Dans la cour porte sur le monde un regard décalé et poétique. La scène de l’entretien d’embauche est hilarante. J’aimerais beaucoup tomber sur un employeur aussi conciliant que Catherine Deneuve !  « Je le trouve très bien : il est gentil, poli et il n’a pas l’air sûr de lui. Moi j’aime les gens pas sûrs d’eux, au moins ils s’appliquent » « Il parle tout seul ! – Eh ben tant mieux, comme ça au moins, il s’ennuiera pas ». 

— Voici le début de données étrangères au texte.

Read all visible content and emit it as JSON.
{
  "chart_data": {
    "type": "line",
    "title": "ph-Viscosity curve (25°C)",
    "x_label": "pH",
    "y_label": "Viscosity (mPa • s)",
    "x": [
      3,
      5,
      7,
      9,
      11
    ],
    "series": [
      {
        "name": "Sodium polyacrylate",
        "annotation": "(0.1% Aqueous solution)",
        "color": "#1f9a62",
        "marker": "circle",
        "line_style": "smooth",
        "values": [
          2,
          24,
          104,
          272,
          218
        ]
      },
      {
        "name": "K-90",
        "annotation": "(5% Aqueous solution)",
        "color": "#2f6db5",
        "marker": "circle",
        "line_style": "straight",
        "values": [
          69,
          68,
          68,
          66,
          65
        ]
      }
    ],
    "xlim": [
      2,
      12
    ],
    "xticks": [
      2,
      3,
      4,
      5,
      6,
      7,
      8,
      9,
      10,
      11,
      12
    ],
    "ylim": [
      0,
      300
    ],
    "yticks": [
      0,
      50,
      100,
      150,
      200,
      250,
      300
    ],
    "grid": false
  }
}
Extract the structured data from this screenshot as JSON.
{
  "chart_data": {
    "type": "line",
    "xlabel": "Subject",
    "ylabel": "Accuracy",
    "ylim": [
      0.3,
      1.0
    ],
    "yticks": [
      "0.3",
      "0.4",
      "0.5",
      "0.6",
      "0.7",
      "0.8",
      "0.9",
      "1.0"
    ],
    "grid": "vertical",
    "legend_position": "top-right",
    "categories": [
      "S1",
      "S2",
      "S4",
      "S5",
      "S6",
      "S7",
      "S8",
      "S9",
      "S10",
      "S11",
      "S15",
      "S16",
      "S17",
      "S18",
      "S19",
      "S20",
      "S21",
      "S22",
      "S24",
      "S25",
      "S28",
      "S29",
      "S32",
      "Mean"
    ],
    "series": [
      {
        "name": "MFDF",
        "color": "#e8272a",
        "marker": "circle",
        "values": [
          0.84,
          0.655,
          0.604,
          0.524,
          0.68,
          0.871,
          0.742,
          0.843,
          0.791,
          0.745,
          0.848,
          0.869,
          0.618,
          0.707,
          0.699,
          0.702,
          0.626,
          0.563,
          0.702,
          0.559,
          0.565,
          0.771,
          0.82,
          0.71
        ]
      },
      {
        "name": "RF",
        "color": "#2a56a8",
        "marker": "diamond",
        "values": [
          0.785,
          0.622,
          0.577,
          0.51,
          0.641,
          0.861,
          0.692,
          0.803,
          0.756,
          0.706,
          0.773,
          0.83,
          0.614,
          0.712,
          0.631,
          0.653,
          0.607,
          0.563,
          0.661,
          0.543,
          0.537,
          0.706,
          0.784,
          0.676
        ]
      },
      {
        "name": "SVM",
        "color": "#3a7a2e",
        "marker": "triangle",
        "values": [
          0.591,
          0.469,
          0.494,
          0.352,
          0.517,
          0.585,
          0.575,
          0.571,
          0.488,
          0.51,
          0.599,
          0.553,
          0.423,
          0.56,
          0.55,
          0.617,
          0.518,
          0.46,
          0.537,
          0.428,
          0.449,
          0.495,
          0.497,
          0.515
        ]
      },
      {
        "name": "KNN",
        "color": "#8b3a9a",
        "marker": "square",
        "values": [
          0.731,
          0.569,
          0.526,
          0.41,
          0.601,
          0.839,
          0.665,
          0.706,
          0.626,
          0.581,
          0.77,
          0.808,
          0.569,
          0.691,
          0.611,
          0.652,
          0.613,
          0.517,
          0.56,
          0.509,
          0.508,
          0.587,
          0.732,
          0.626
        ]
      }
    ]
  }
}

L’humour prime, les réparties fusent et les spectateurs étaient pliés de rire. Si le film est aussi drôle que les précédents, il est aussi plus mélancolique. Comme lorsque Catherine Deneuve visite la maison de son enfance, qu’elle se rend compte qu’elle a été modifiée et ne correspond plus à ses souvenirs… On revoit les personnages dépressifs comme François Cluzet dans Les apprentis ou José Garcia dans Après vous. Mais ces personnages sont irrésistiblement drôles. On peut rire de tout, même de la dépression, et avec finesse. Un mot résume le cinéma de Pierre Salvadori : tendre.

Petites fissures, grandes fêlures… Un sous-titre qui correspond parfaitement à ce film, l’un des meilleurs de 2014. Je vous conseille vivement de rentrer dans cette cour.

Tous les acteurs sont formidables. J’ai eu la chance d’assister au cocktail après la séance, et pour une fois, les comédiens sont restés avec nous toute la soirée, accessibles, gentils et drôles, à l’image de leurs personnages. Et Catherine Deneuve est aussi belle de près que dans ses films, le temps n’a pas de prise sur son visage lumineux.